The question arose among the oddly diverse ladies whom God has scooped me together with…whether God has a specific will for your life or a general will.  Whether, if you have before you, for example, two equally appealing job opportunities, God would tell you, “Only one choice is my will for you,” or if He would say, “They’re both good; go for it!” The specific argument says, “There is one person you must meet or one thing to learn so you must choose correctly or you’ll miss God’s will,” while the broader debate says, “God is going to get you where He wants you to be, so relax and enjoy the ride.”

It’s not my intent to defend either argument here, but I will share my ponderings while recently kayaking a fairly tame section of theNew River.  (And let me just add here that I have determined, through a couple bloody incidents, that it is not God’s will for me to engage in death-defying kayak expeditions!)
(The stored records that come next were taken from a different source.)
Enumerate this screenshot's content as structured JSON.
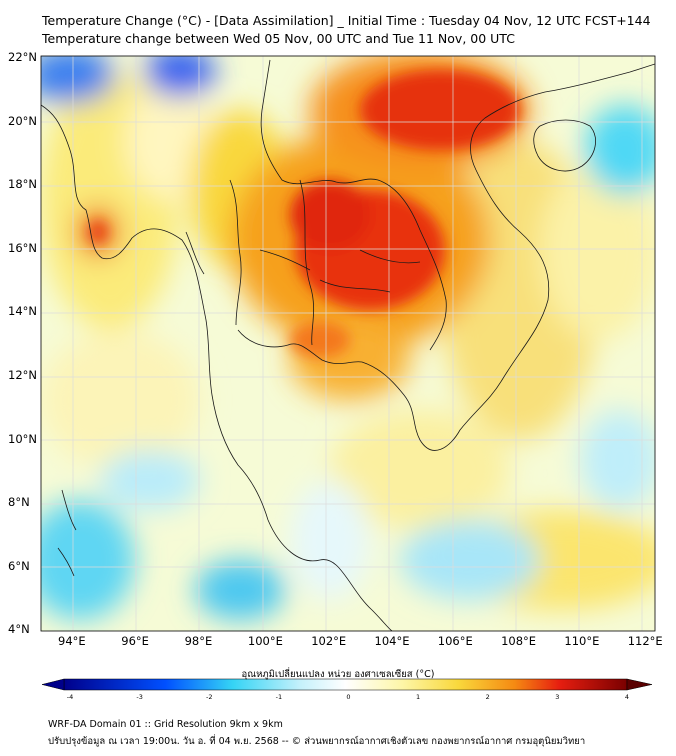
{
  "title_line1": "Temperature Change (°C) - [Data Assimilation] _ Initial Time : Tuesday 04 Nov, 12 UTC FCST+144",
  "title_line2": "Temperature change between Wed 05 Nov, 00 UTC and Tue 11 Nov, 00 UTC",
  "lat_labels": [
    "22°N",
    "20°N",
    "18°N",
    "16°N",
    "14°N",
    "12°N",
    "10°N",
    "8°N",
    "6°N",
    "4°N"
  ],
  "lon_labels": [
    "94°E",
    "96°E",
    "98°E",
    "100°E",
    "102°E",
    "104°E",
    "106°E",
    "108°E",
    "110°E",
    "112°E"
  ],
  "colorbar": {
    "title": "อุณหภูมิเปลี่ยนแปลง หน่วย องศาเซลเซียส (°C)",
    "min": -4,
    "max": 4,
    "ticks": [
      "-4",
      "-3",
      "-2",
      "-1",
      "0",
      "1",
      "2",
      "3",
      "4"
    ],
    "colors": {
      "dark_blue": "#00008b",
      "blue": "#0050ff",
      "cyan": "#35d4f5",
      "light_cyan": "#c5f1fb",
      "white": "#ffffff",
      "light_yellow": "#fdf6a8",
      "yellow": "#f9d83c",
      "orange": "#f58a12",
      "red": "#e61e10",
      "dark_red": "#7a0000"
    }
  },
  "map_colors": {
    "ocean_bg": "#f4fbe0",
    "coastline": "#1a1a1a",
    "grid": "#dcdcdc"
  },
  "footer_line1": "WRF-DA Domain 01 :: Grid Resolution 9km x 9km",
  "footer_line2": "ปรับปรุงข้อมูล ณ เวลา 19:00น. วัน อ. ที่ 04 พ.ย. 2568 -- © ส่วนพยากรณ์อากาศเชิงตัวเลข กองพยากรณ์อากาศ กรมอุตุนิยมวิทยา"
}
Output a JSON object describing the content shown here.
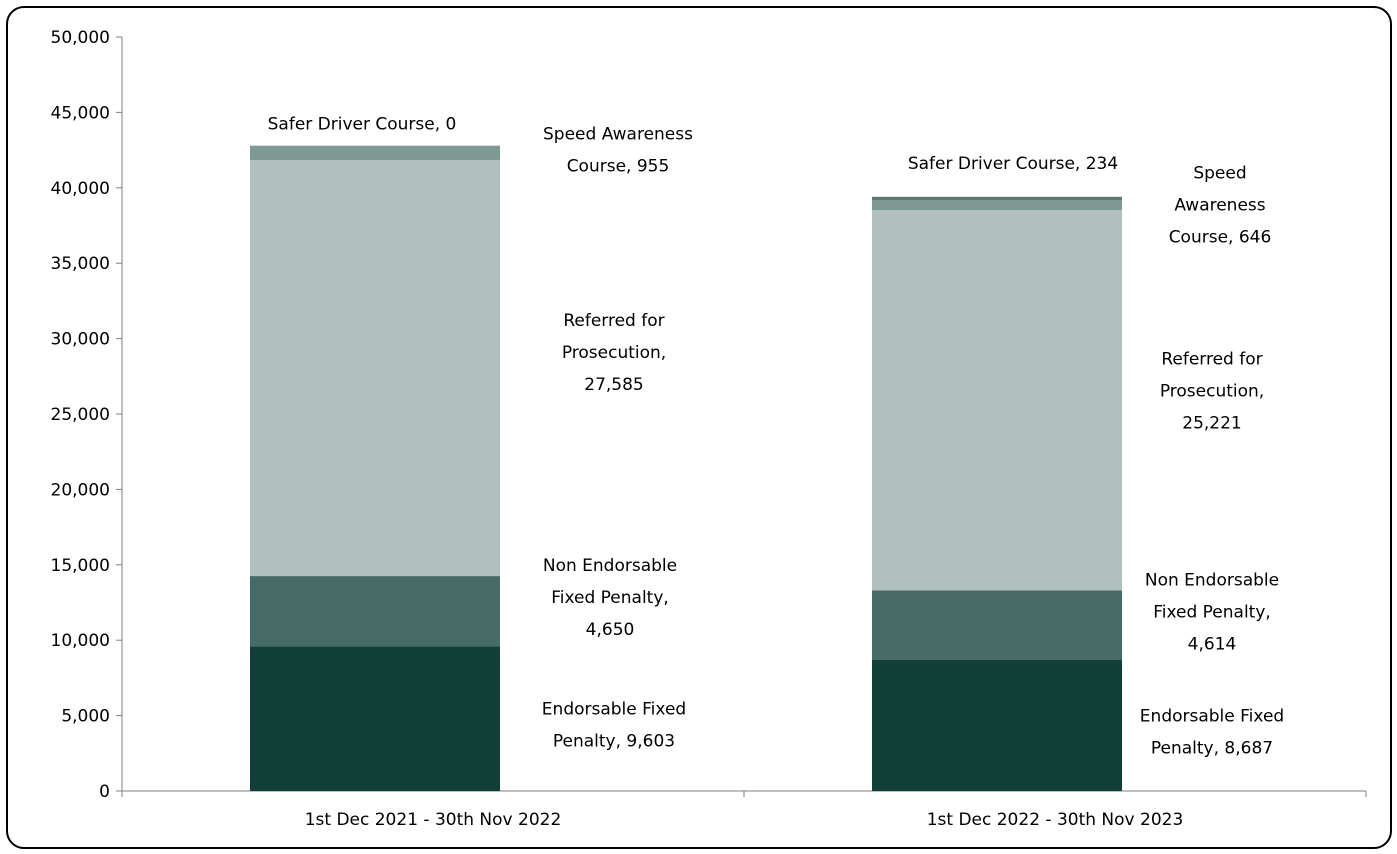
{
  "chart_data": {
    "type": "bar",
    "stacked": true,
    "title": "",
    "xlabel": "",
    "ylabel": "",
    "ylim": [
      0,
      50000
    ],
    "yticks": [
      0,
      5000,
      10000,
      15000,
      20000,
      25000,
      30000,
      35000,
      40000,
      45000,
      50000
    ],
    "ytick_labels": [
      "0",
      "5,000",
      "10,000",
      "15,000",
      "20,000",
      "25,000",
      "30,000",
      "35,000",
      "40,000",
      "45,000",
      "50,000"
    ],
    "grid": false,
    "legend": "none",
    "categories": [
      "1st Dec 2021 - 30th Nov 2022",
      "1st Dec 2022 - 30th Nov 2023"
    ],
    "series": [
      {
        "name": "Endorsable Fixed Penalty",
        "color": "#123f38",
        "values": [
          9603,
          8687
        ],
        "labels": [
          [
            "Endorsable Fixed",
            "Penalty, 9,603"
          ],
          [
            "Endorsable Fixed",
            "Penalty, 8,687"
          ]
        ]
      },
      {
        "name": "Non Endorsable Fixed Penalty",
        "color": "#466a66",
        "values": [
          4650,
          4614
        ],
        "labels": [
          [
            "Non Endorsable",
            "Fixed Penalty,",
            "4,650"
          ],
          [
            "Non Endorsable",
            "Fixed Penalty,",
            "4,614"
          ]
        ]
      },
      {
        "name": "Referred for Prosecution",
        "color": "#b1bfbe",
        "values": [
          27585,
          25221
        ],
        "labels": [
          [
            "Referred for",
            "Prosecution,",
            "27,585"
          ],
          [
            "Referred for",
            "Prosecution,",
            "25,221"
          ]
        ]
      },
      {
        "name": "Speed Awareness Course",
        "color": "#7f9a94",
        "values": [
          955,
          646
        ],
        "labels": [
          [
            "Speed Awareness",
            "Course, 955"
          ],
          [
            "Speed",
            "Awareness",
            "Course, 646"
          ]
        ]
      },
      {
        "name": "Safer Driver Course",
        "color": "#5d7772",
        "values": [
          0,
          234
        ],
        "labels": [
          [
            "Safer Driver Course, 0"
          ],
          [
            "Safer Driver Course, 234"
          ]
        ]
      }
    ]
  }
}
So, picture me in my orange kayak, leaned back, bare feet propped on the cockpit rim, just watching the blue sky and the trees, listening to the birds. My girlfriend and I are chatting about recipes and dogs and deep spiritual things while the guys lollygag behind fishing. Neither of us is paying much attention when we hit one of those tricky ripples—the kind where you need to choose your course or, oops, you’ll snag on a hidden rock. I’m better prepared when we hit the next ripple, and I maneuver into what I think is the fastest current only to have my friend pull ahead of me with no apparent effort.
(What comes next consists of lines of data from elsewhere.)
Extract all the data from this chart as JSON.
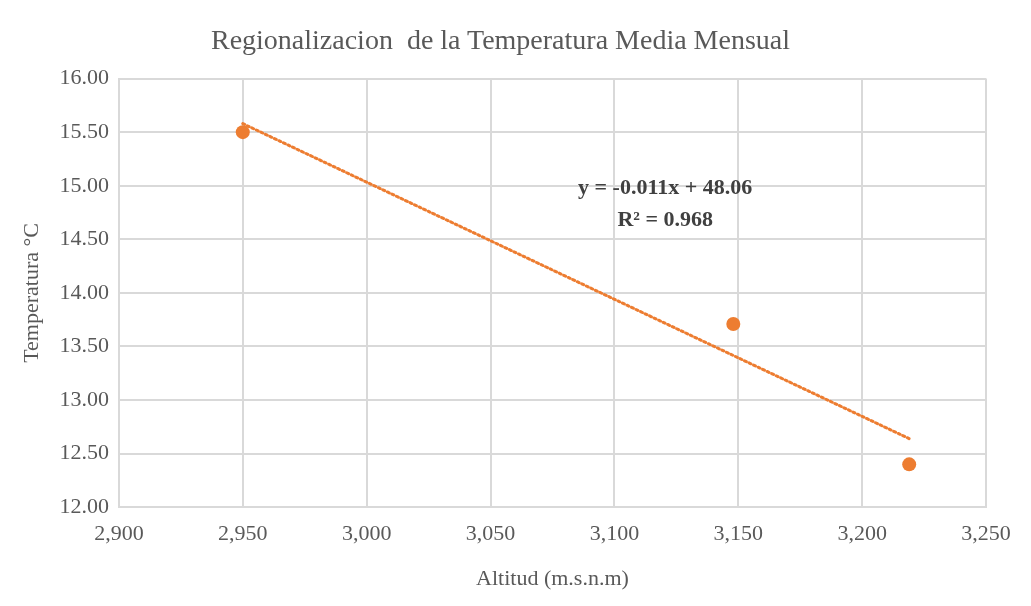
{
  "chart_data": {
    "type": "scatter",
    "title": "Regionalizacion  de la Temperatura Media Mensual",
    "xlabel": "Altitud (m.s.n.m)",
    "ylabel": "Temperatura °C",
    "xlim": [
      2900,
      3250
    ],
    "xticks": [
      {
        "value": 2900,
        "label": "2,900"
      },
      {
        "value": 2950,
        "label": "2,950"
      },
      {
        "value": 3000,
        "label": "3,000"
      },
      {
        "value": 3050,
        "label": "3,050"
      },
      {
        "value": 3100,
        "label": "3,100"
      },
      {
        "value": 3150,
        "label": "3,150"
      },
      {
        "value": 3200,
        "label": "3,200"
      },
      {
        "value": 3250,
        "label": "3,250"
      }
    ],
    "ylim": [
      12,
      16
    ],
    "yticks": [
      {
        "value": 12,
        "label": "12.00"
      },
      {
        "value": 12.5,
        "label": "12.50"
      },
      {
        "value": 13,
        "label": "13.00"
      },
      {
        "value": 13.5,
        "label": "13.50"
      },
      {
        "value": 14,
        "label": "14.00"
      },
      {
        "value": 14.5,
        "label": "14.50"
      },
      {
        "value": 15,
        "label": "15.00"
      },
      {
        "value": 15.5,
        "label": "15.50"
      },
      {
        "value": 16,
        "label": "16.00"
      }
    ],
    "grid": true,
    "legend": false,
    "series": [
      {
        "color": "#ed7d31",
        "x": [
          2950,
          3148,
          3219
        ],
        "values": [
          15.5,
          13.71,
          12.4
        ],
        "marker": "circle"
      },
      {
        "type": "line",
        "color": "#ed7d31",
        "x": [
          2950,
          3219
        ],
        "values": [
          15.58,
          12.64
        ],
        "marker": "none",
        "line_style": "dotted"
      }
    ],
    "annotations": [
      "y = -0.011x + 48.06",
      "R² = 0.968"
    ]
  }
}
Aha, I think, here’s life in the Spirit: a river!  For a time, you get to glide along in perfect contentment, but eventually, you’ll hit a ripple, and you may have only a split-second to choose your course. One course may be more fun (and potentially get you wet!); another may be safe, but boring. You can get snagged for a time through no fault of your own; you can work hard and still fall behind.
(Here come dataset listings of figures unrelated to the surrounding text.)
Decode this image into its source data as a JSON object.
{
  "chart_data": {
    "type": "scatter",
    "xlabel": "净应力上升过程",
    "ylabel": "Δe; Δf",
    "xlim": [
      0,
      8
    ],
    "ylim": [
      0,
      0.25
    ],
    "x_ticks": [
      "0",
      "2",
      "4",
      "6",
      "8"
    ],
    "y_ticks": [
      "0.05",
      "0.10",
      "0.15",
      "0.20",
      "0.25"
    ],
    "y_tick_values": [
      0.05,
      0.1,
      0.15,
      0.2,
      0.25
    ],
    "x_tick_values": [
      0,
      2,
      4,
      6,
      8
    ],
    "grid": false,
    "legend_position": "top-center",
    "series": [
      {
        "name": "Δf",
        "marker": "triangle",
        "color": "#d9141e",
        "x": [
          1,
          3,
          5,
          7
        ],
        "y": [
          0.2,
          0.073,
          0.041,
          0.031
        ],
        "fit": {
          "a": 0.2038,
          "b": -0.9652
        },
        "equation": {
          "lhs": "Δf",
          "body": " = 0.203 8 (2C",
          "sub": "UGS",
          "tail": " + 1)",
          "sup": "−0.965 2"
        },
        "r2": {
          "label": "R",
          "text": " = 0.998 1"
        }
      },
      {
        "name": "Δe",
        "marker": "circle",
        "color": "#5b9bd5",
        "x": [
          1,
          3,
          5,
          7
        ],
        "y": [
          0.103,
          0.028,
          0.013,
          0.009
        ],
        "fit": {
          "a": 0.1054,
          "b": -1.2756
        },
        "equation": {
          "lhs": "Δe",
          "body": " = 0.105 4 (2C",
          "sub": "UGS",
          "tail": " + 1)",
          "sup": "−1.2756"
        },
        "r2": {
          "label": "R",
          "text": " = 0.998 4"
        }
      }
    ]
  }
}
You get the picture, I’m sure.

Here’s what happened next:  we floated to the only Class One on this section of river, more like a single-step fall with lots of rocks.  Not death-defying, by any means, but it can be tricky.  My girlfriend was paddling ahead and tried a new course through the rapids, toward the right-hand side; she slammed sideways against a large rock.  My husband took the easy route along the left bank and went back to fishing. Having been this way before, I knew the course most likely to be fun, and I hit it and laughed and hollered my way through, near the center of the river. Turned around to check on my friend, and she was hard-stuck, wedged against the boulder by the current.

I started paddling toward her, making some progress against the current, when she yelled, “Help! I’m taking on water!”  My husband looked over nonchalantly and declared, “Got a fish on; be with you in a minute.”  Her hubby, still above the rapids and tying on a hook, was totally unconcerned.  I paddled harder, muttering to myself to wear shoes next time, because we both were surely going over if I tried to knock her off the rock.  Luckily, with a great heave, she pushed herself out of peril, and no rescue was needed.

My point is that I was willing to help my friend, even if it meant getting wet.

Anne Lamott, in Traveling Mercies, quotes her pastor as saying, “…the world sometimes feels like the waiting room of the emergency ward and we who are more or less OK for now need to take the tenderest possible care of the more wounded people in the waiting room, until the Healer comes. You sit with people…you bring them juice and graham crackers.”

What the river taught me is this: whether you’re waiting to hear from God on His specific will or stepping ahead in unperturbed confidence, listen well to what the Spirit says in 1 Peter 4:7-10.  No matter where you are, God’s will is for you to pray and be kind and serve with your gifts.